Why Auditors Are Facing a Surge of SEC Enforcement Actions (and How to Protect Yourself)
SEC and PCAOB Fines Against Auditors Have Hit All-Time Highs. Here’s What Every Audit Firm, Partner, and CFO Needs to Know
Todd Spodek,
Former Senior DOJ Prosecutor
Partner & Chief Operating Officer
If you think auditor enforcement is a dying priority, you haven’t seen the numbers from 2024. According to the latest Thomson Reuters data, the combined Securities and Exchange Commission (SEC) and Public Company Accounting Oversight Board (PCAOB) enforcement pipeline remains elevated—with a major spike in PCAOB activity and fines.
- SEC auditor actions down: Only 7 in 2024, but with the highest total monetary sanctions since 2021.

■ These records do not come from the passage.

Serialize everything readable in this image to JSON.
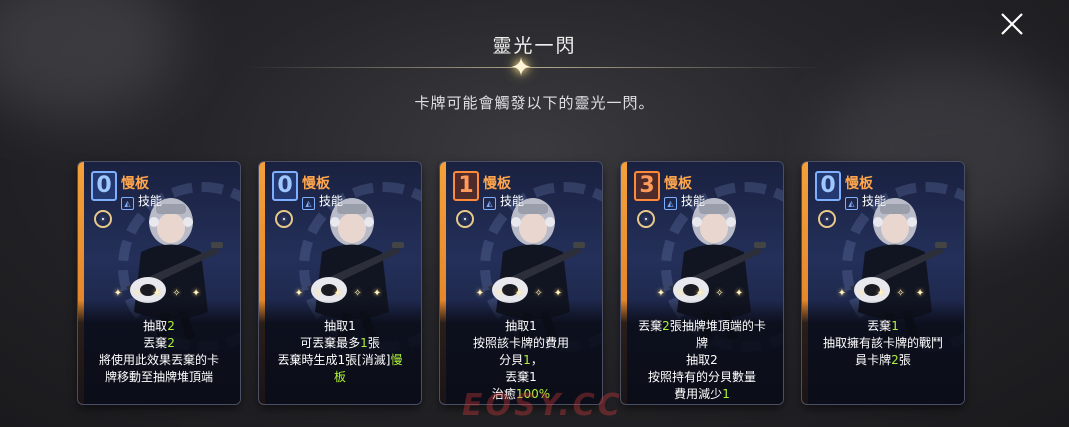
{
  "header": {
    "title": "靈光一閃",
    "subtitle": "卡牌可能會觸發以下的靈光一閃。"
  },
  "watermark": "EOSY.CC",
  "cards": [
    {
      "cost": "0",
      "cost_color": "blue",
      "name": "慢板",
      "type": "技能",
      "lines": [
        [
          {
            "t": "抽取"
          },
          {
            "t": "2",
            "n": true
          }
        ],
        [
          {
            "t": "丟棄"
          },
          {
            "t": "2",
            "n": true
          }
        ],
        [
          {
            "t": "將使用此效果丟棄的卡"
          }
        ],
        [
          {
            "t": "牌移動至抽牌堆頂端"
          }
        ]
      ]
    },
    {
      "cost": "0",
      "cost_color": "blue",
      "name": "慢板",
      "type": "技能",
      "lines": [
        [
          {
            "t": "抽取1"
          }
        ],
        [
          {
            "t": "可丟棄最多"
          },
          {
            "t": "1",
            "n": true
          },
          {
            "t": "張"
          }
        ],
        [
          {
            "t": "丟棄時生成1張[消滅]"
          },
          {
            "t": "慢",
            "n": true
          }
        ],
        [
          {
            "t": "板",
            "n": true
          }
        ]
      ]
    },
    {
      "cost": "1",
      "cost_color": "orange",
      "name": "慢板",
      "type": "技能",
      "lines": [
        [
          {
            "t": "抽取1"
          }
        ],
        [
          {
            "t": "按照該卡牌的費用"
          }
        ],
        [
          {
            "t": "分貝"
          },
          {
            "t": "1",
            "n": true
          },
          {
            "t": "，"
          }
        ],
        [
          {
            "t": "丟棄1"
          }
        ],
        [
          {
            "t": "治癒"
          },
          {
            "t": "100%",
            "n": true
          }
        ]
      ]
    },
    {
      "cost": "3",
      "cost_color": "orange",
      "name": "慢板",
      "type": "技能",
      "lines": [
        [
          {
            "t": "丟棄"
          },
          {
            "t": "2",
            "n": true
          },
          {
            "t": "張抽牌堆頂端的卡"
          }
        ],
        [
          {
            "t": "牌"
          }
        ],
        [
          {
            "t": "抽取2"
          }
        ],
        [
          {
            "t": "按照持有的分貝數量"
          }
        ],
        [
          {
            "t": "費用減少"
          },
          {
            "t": "1",
            "n": true
          }
        ]
      ]
    },
    {
      "cost": "0",
      "cost_color": "blue",
      "name": "慢板",
      "type": "技能",
      "lines": [
        [
          {
            "t": "丟棄"
          },
          {
            "t": "1",
            "n": true
          }
        ],
        [
          {
            "t": "抽取擁有該卡牌的戰鬥"
          }
        ],
        [
          {
            "t": "員卡牌"
          },
          {
            "t": "2",
            "n": true
          },
          {
            "t": "張"
          }
        ]
      ]
    }
  ]
}
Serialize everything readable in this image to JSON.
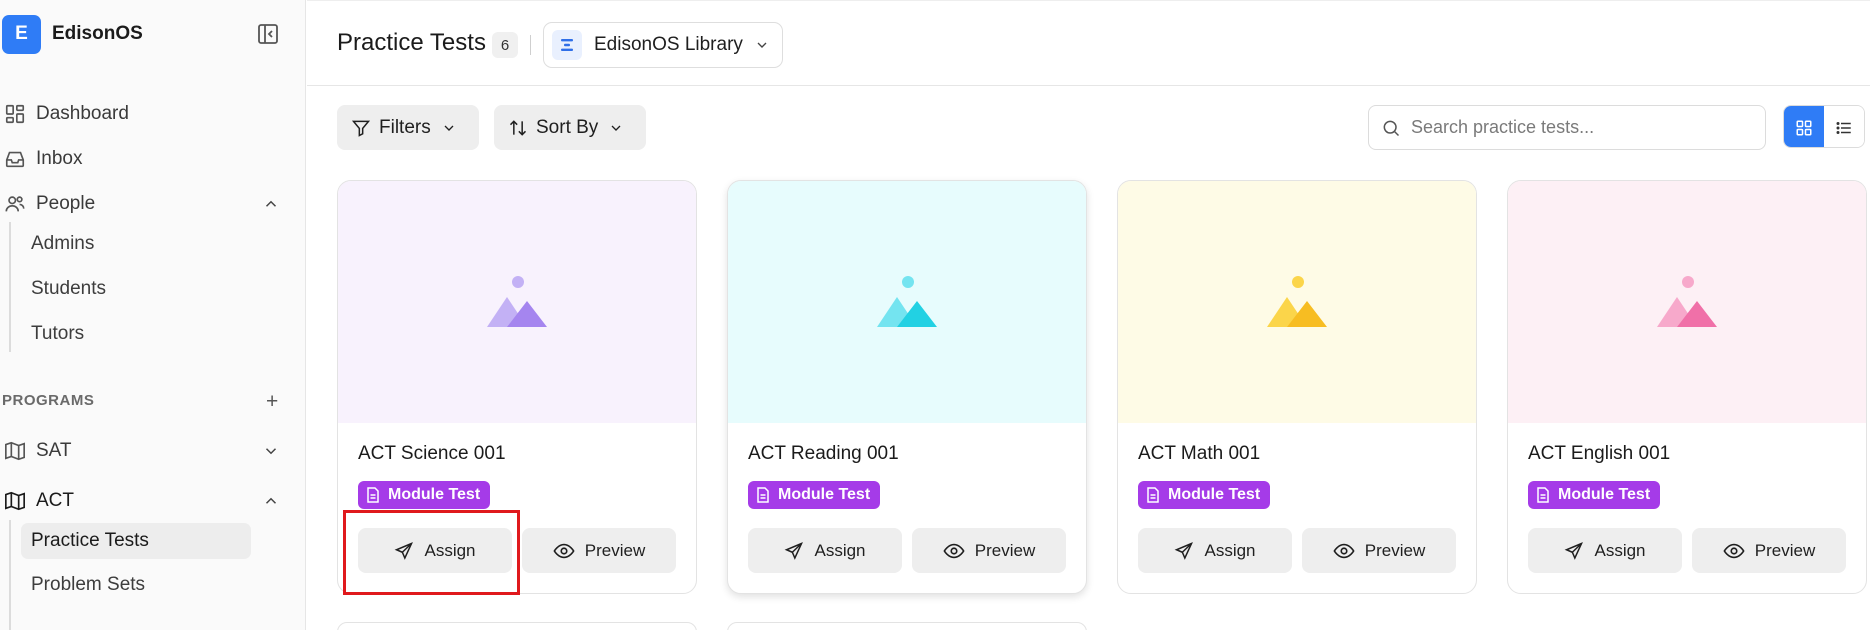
{
  "brand": {
    "logo_letter": "E",
    "name": "EdisonOS"
  },
  "nav": {
    "dashboard": "Dashboard",
    "inbox": "Inbox",
    "people": "People",
    "people_sub": [
      "Admins",
      "Students",
      "Tutors"
    ],
    "programs_label": "PROGRAMS",
    "programs_add": "+",
    "sat": "SAT",
    "act": "ACT",
    "act_sub": [
      "Practice Tests",
      "Problem Sets"
    ]
  },
  "header": {
    "title": "Practice Tests",
    "count": "6",
    "library": "EdisonOS Library"
  },
  "toolbar": {
    "filters": "Filters",
    "sort_by": "Sort By",
    "search_placeholder": "Search practice tests..."
  },
  "colors": {
    "accent": "#2f7cf6",
    "tag": "#a53be8",
    "highlight": "#e0191d"
  },
  "cards": [
    {
      "title": "ACT Science 001",
      "tag": "Module Test",
      "assign": "Assign",
      "preview": "Preview",
      "thumb_bg": "#f8f2fd",
      "icon_light": "#c3b1f5",
      "icon_dark": "#a585ef"
    },
    {
      "title": "ACT Reading 001",
      "tag": "Module Test",
      "assign": "Assign",
      "preview": "Preview",
      "thumb_bg": "#e7fcfd",
      "icon_light": "#74e4f0",
      "icon_dark": "#22d1e3"
    },
    {
      "title": "ACT Math 001",
      "tag": "Module Test",
      "assign": "Assign",
      "preview": "Preview",
      "thumb_bg": "#fefbe6",
      "icon_light": "#fbd54a",
      "icon_dark": "#f7bd22"
    },
    {
      "title": "ACT English 001",
      "tag": "Module Test",
      "assign": "Assign",
      "preview": "Preview",
      "thumb_bg": "#fdf0f5",
      "icon_light": "#f7a9cb",
      "icon_dark": "#f070a8"
    }
  ]
}
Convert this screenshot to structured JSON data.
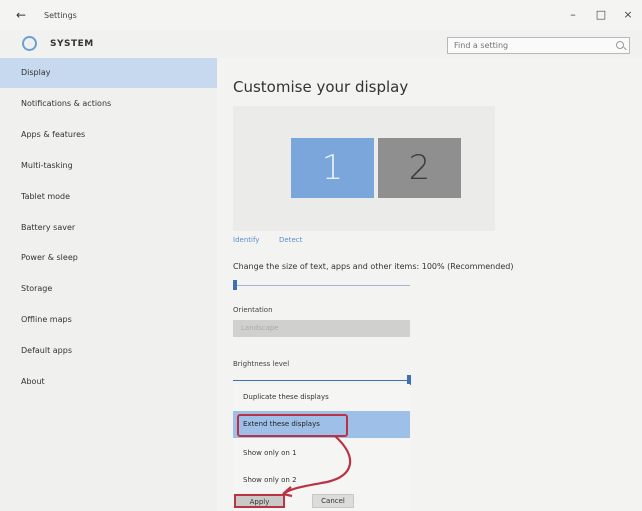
{
  "window": {
    "title": "Settings",
    "back_glyph": "←",
    "minimize_glyph": "–",
    "maximize_glyph": "□",
    "close_glyph": "×"
  },
  "header": {
    "section_title": "SYSTEM",
    "section_icon": "gear-icon",
    "search_placeholder": "Find a setting"
  },
  "sidebar": {
    "items": [
      {
        "label": "Display",
        "selected": true
      },
      {
        "label": "Notifications & actions"
      },
      {
        "label": "Apps & features"
      },
      {
        "label": "Multi-tasking"
      },
      {
        "label": "Tablet mode"
      },
      {
        "label": "Battery saver"
      },
      {
        "label": "Power & sleep"
      },
      {
        "label": "Storage"
      },
      {
        "label": "Offline maps"
      },
      {
        "label": "Default apps"
      },
      {
        "label": "About"
      }
    ]
  },
  "main": {
    "heading": "Customise your display",
    "monitors": [
      "1",
      "2"
    ],
    "identify_link": "Identify",
    "detect_link": "Detect",
    "scale_label": "Change the size of text, apps and other items: 100% (Recommended)",
    "scale_value_percent": 100,
    "orientation_label": "Orientation",
    "orientation_value": "Landscape",
    "brightness_label": "Brightness level",
    "brightness_level_percent": 100,
    "multiple_displays_options": [
      "Duplicate these displays",
      "Extend these displays",
      "Show only on 1",
      "Show only on 2"
    ],
    "selected_option": "Extend these displays",
    "apply_label": "Apply",
    "cancel_label": "Cancel"
  },
  "colors": {
    "accent": "#3d6fb6",
    "monitor_primary": "#7aa6dc",
    "monitor_secondary": "#8f8f8f",
    "selection": "#c6d9ee",
    "annotation": "#b93344"
  }
}
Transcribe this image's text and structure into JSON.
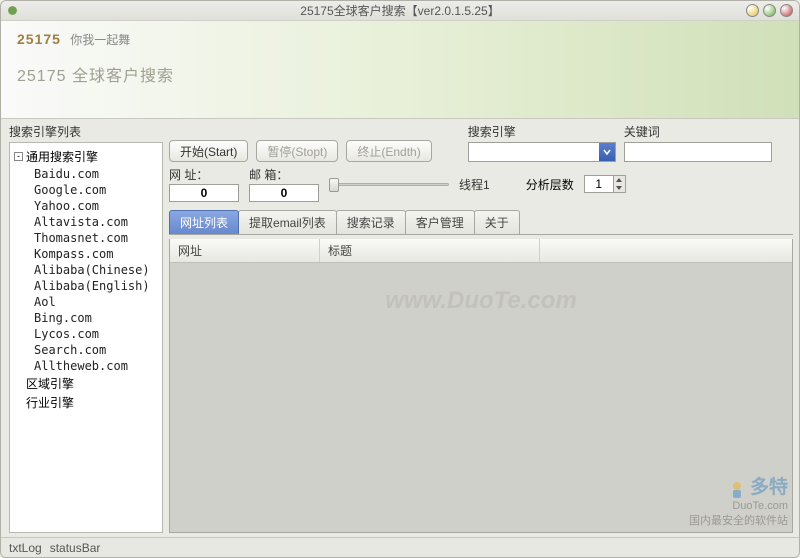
{
  "window": {
    "title": "25175全球客户搜索【ver2.0.1.5.25】"
  },
  "banner": {
    "logo": "25175",
    "slogan": "你我一起舞",
    "title": "25175 全球客户搜索"
  },
  "sidebar": {
    "title": "搜索引擎列表",
    "root": "通用搜索引擎",
    "items": [
      "Baidu.com",
      "Google.com",
      "Yahoo.com",
      "Altavista.com",
      "Thomasnet.com",
      "Kompass.com",
      "Alibaba(Chinese)",
      "Alibaba(English)",
      "Aol",
      "Bing.com",
      "Lycos.com",
      "Search.com",
      "Alltheweb.com"
    ],
    "other_roots": [
      "区域引擎",
      "行业引擎"
    ]
  },
  "controls": {
    "start": "开始(Start)",
    "pause": "暂停(Stopt)",
    "end": "终止(Endth)",
    "engine_label": "搜索引擎",
    "keyword_label": "关键词",
    "keyword_value": "",
    "url_label": "网 址：",
    "mail_label": "邮 箱：",
    "url_count": "0",
    "mail_count": "0",
    "thread_label": "线程1",
    "depth_label": "分析层数",
    "depth_value": "1"
  },
  "tabs": [
    "网址列表",
    "提取email列表",
    "搜索记录",
    "客户管理",
    "关于"
  ],
  "list": {
    "col1": "网址",
    "col2": "标题"
  },
  "watermark": "www.DuoTe.com",
  "statusbar": {
    "txt": "txtLog",
    "bar": "statusBar"
  },
  "footer": {
    "big": "多特",
    "url": "DuoTe.com",
    "sub": "国内最安全的软件站"
  }
}
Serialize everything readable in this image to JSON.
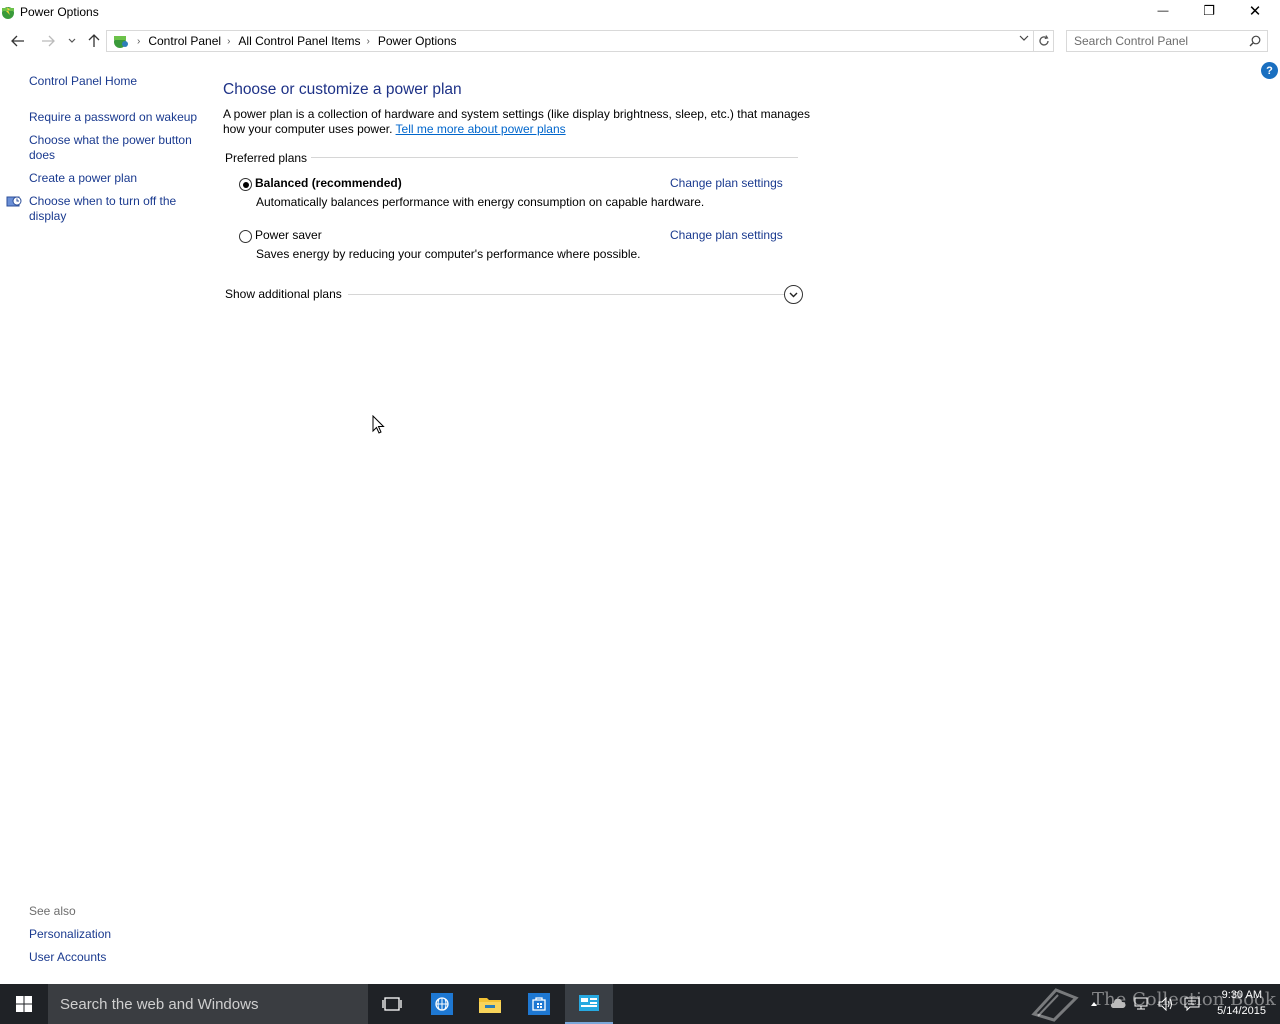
{
  "window": {
    "title": "Power Options",
    "minimize_glyph": "—",
    "maximize_glyph": "❐",
    "close_glyph": "✕"
  },
  "nav": {
    "breadcrumb": [
      "Control Panel",
      "All Control Panel Items",
      "Power Options"
    ],
    "search_placeholder": "Search Control Panel"
  },
  "help": {
    "glyph": "?"
  },
  "sidebar": {
    "home": "Control Panel Home",
    "links": [
      "Require a password on wakeup",
      "Choose what the power button does",
      "Create a power plan",
      "Choose when to turn off the display"
    ],
    "see_also_title": "See also",
    "see_also": [
      "Personalization",
      "User Accounts"
    ]
  },
  "main": {
    "title": "Choose or customize a power plan",
    "description": "A power plan is a collection of hardware and system settings (like display brightness, sleep, etc.) that manages how your computer uses power.",
    "description_link": "Tell me more about power plans",
    "preferred_plans_header": "Preferred plans",
    "plans": [
      {
        "name": "Balanced (recommended)",
        "description": "Automatically balances performance with energy consumption on capable hardware.",
        "selected": true,
        "change_link": "Change plan settings"
      },
      {
        "name": "Power saver",
        "description": "Saves energy by reducing your computer's performance where possible.",
        "selected": false,
        "change_link": "Change plan settings"
      }
    ],
    "show_additional": "Show additional plans"
  },
  "taskbar": {
    "search_text": "Search the web and Windows",
    "time": "9:30 AM",
    "date": "5/14/2015",
    "watermark": "The Collection Book"
  },
  "colors": {
    "link": "#1a3a8f",
    "title_blue": "#1e3287",
    "taskbar_bg": "#1f2226"
  }
}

- PCAOB actions up: 51 total in 2024, with 46 of those carrying financial penalties—an all-time high.
- Average sanction per case: $595,000, the second-highest year ever for PCAOB fines.
If you’re an auditor, audit committee member, or CFO, this isn’t just statistics. It’s a warning shot that the audit profession is in the crosshairs like never before.
Why This Matters for Every Public Company and Audit Firm
Regulators are no longer satisfied with punishing misstatements after the fact. They’re holding auditors responsible for spotting, reporting, and correcting every possible accounting error, even those that barely affect the bottom line.
- Qualcomm: 2024 PCAOB fine for audit failures on revenue recognition, even when the restatement was less than 1% of revenue.
- EY: $49 million PCAOB fine in 2023 for widespread exam cheating and misleading investigators.
- BDO: 2024 PCAOB penalty for failing to spot material weaknesses in internal controls over financial reporting (ICFR).
It’s no longer enough to follow GAAS and sign off on financials. Auditors now need to document every decision, every conversation, and every judgment call—or risk a career-ending enforcement action.